There have been a number of proposed solutions for reducing the read-out time required for an image sensor array. For example:                U.S. Pat. No. 6,429,436 (Tomisaki et al.) describes an array panel having photodetectors with signal lines routed on both sides of the panel to reduce parasitic capacitance and allow multiple simultaneous read operations.        U.S. patent application Publication No. 2005/0173645 (Endo) describes a metal-insulator-semiconductor (MIS) structure having reduced frame-by-frame wait periods.        
There have also been solutions proposed for improving signal quality and for overall noise reduction using additional switching and signal storage components.

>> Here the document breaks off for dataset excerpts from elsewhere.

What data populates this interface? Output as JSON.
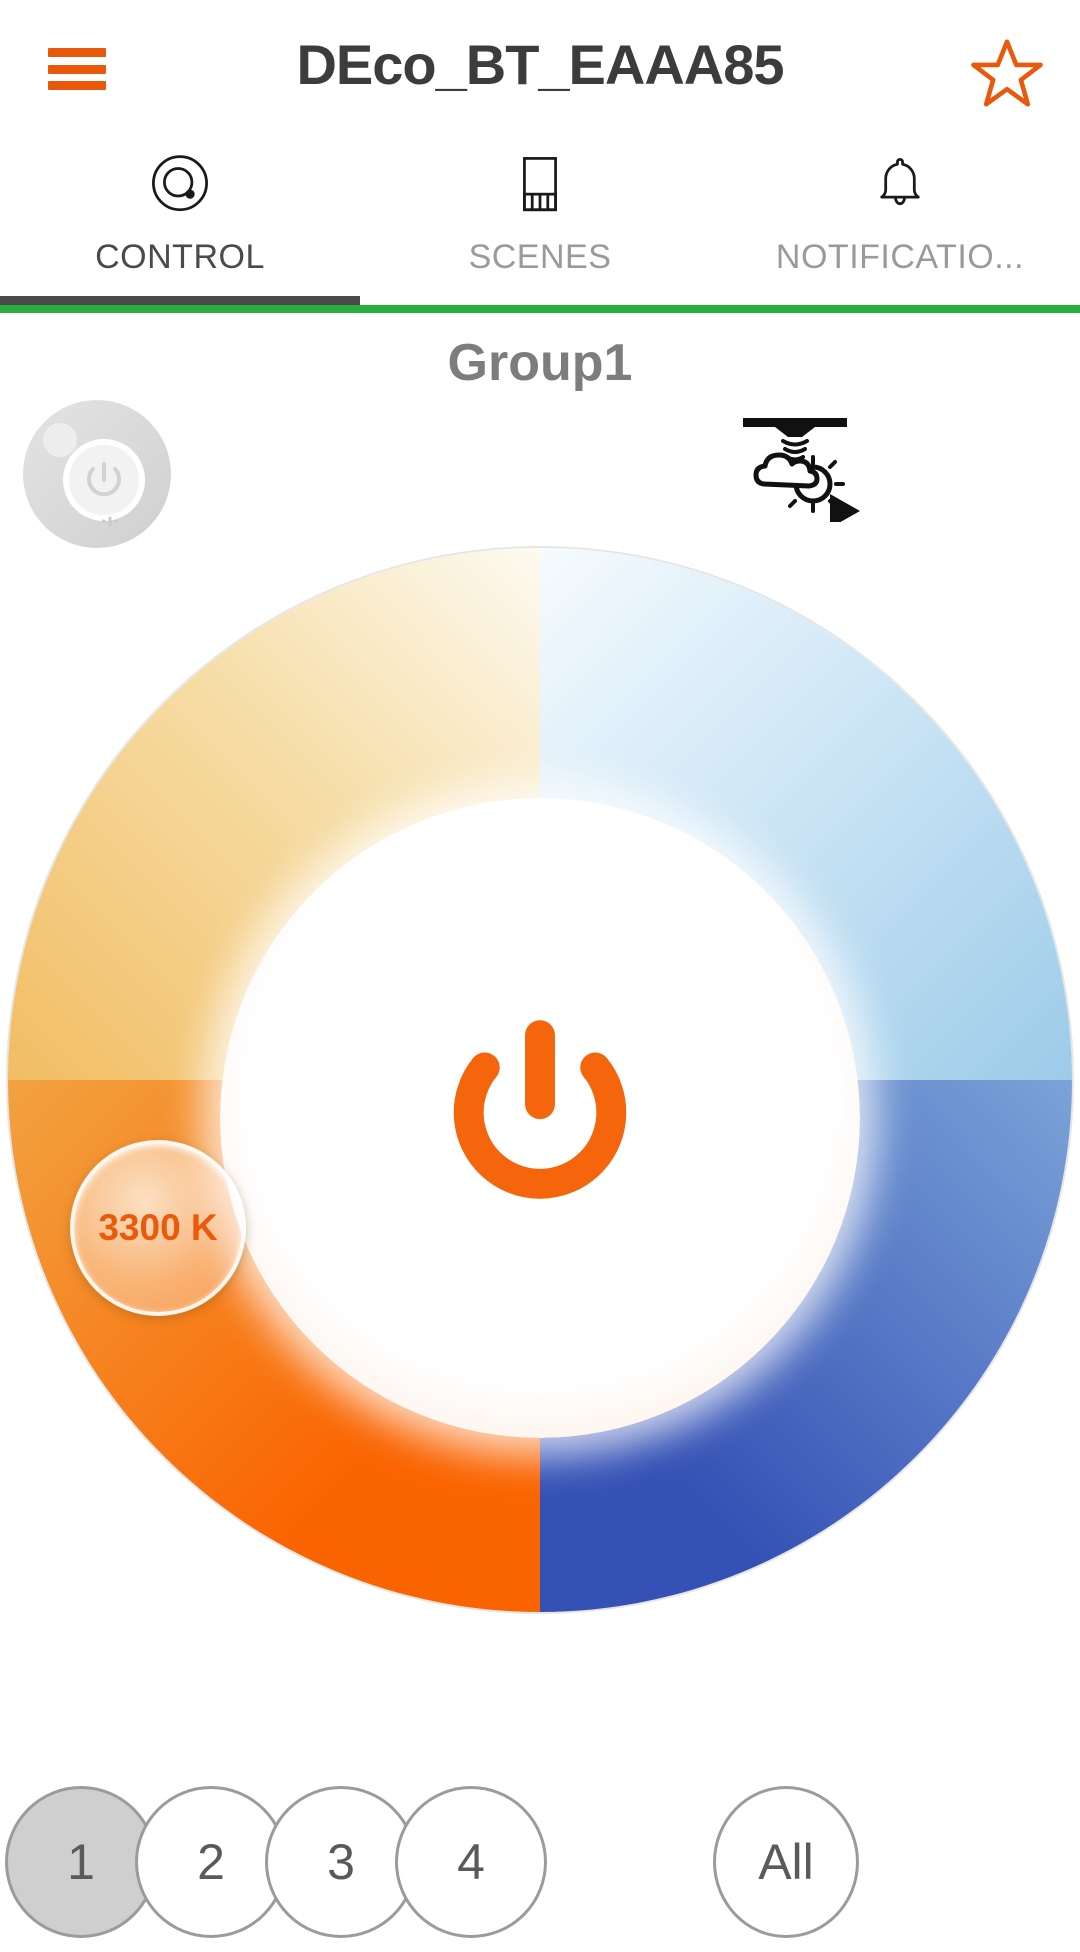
{
  "header": {
    "title": "DEco_BT_EAAA85",
    "menu_icon": "hamburger-icon",
    "favorite_icon": "star-icon"
  },
  "tabs": [
    {
      "label": "CONTROL",
      "icon": "dial-knob-icon",
      "active": true
    },
    {
      "label": "SCENES",
      "icon": "scene-panel-icon",
      "active": false
    },
    {
      "label": "NOTIFICATIO...",
      "icon": "bell-icon",
      "active": false
    }
  ],
  "main": {
    "group_title": "Group1",
    "device_chip_icon": "device-power-chip-icon",
    "daylight_sensor_icon": "daylight-sensor-icon",
    "power_icon": "power-icon",
    "temperature": {
      "value": "3300 K",
      "knob_label_color": "#ea5a0b"
    },
    "thermometer_warm_icon": "thermometer-warm-icon",
    "thermometer_cool_icon": "thermometer-cool-icon"
  },
  "zones": [
    {
      "label": "1",
      "selected": true
    },
    {
      "label": "2",
      "selected": false
    },
    {
      "label": "3",
      "selected": false
    },
    {
      "label": "4",
      "selected": false
    },
    {
      "label": "All",
      "selected": false
    }
  ],
  "colors": {
    "accent_orange": "#E8590C",
    "wheel_warm_bottom": "#FA6400",
    "wheel_cool_bottom": "#3551B5",
    "wheel_warm_top": "#F2BD63",
    "wheel_cool_top": "#9CCBE9",
    "rule_green": "#27AE3F",
    "tab_active": "#4A4A4A",
    "tab_inactive": "#9A9A9A",
    "title_gray": "#3C3C3C",
    "group_title_gray": "#7D7D7D"
  }
}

As an example, U.S. patent application Publication No. 2005/0018065 (Tashiro et al.) describes a pixel readout configuration for an image array in which a holding capacitor is switched between a sampled signal and an output line.
While these and similar solutions have been proposed for improving the overall signal quality and response time of an imaging array panel, however, other imaging problems related to signal-to-noise ratio have not been adequately addressed. Dark current noise, which degrades S/N performance, is still a factor with existing solutions. Other problems, such as array panel storage of multiple successive images obtained at near-video rates, have not yet been addressed.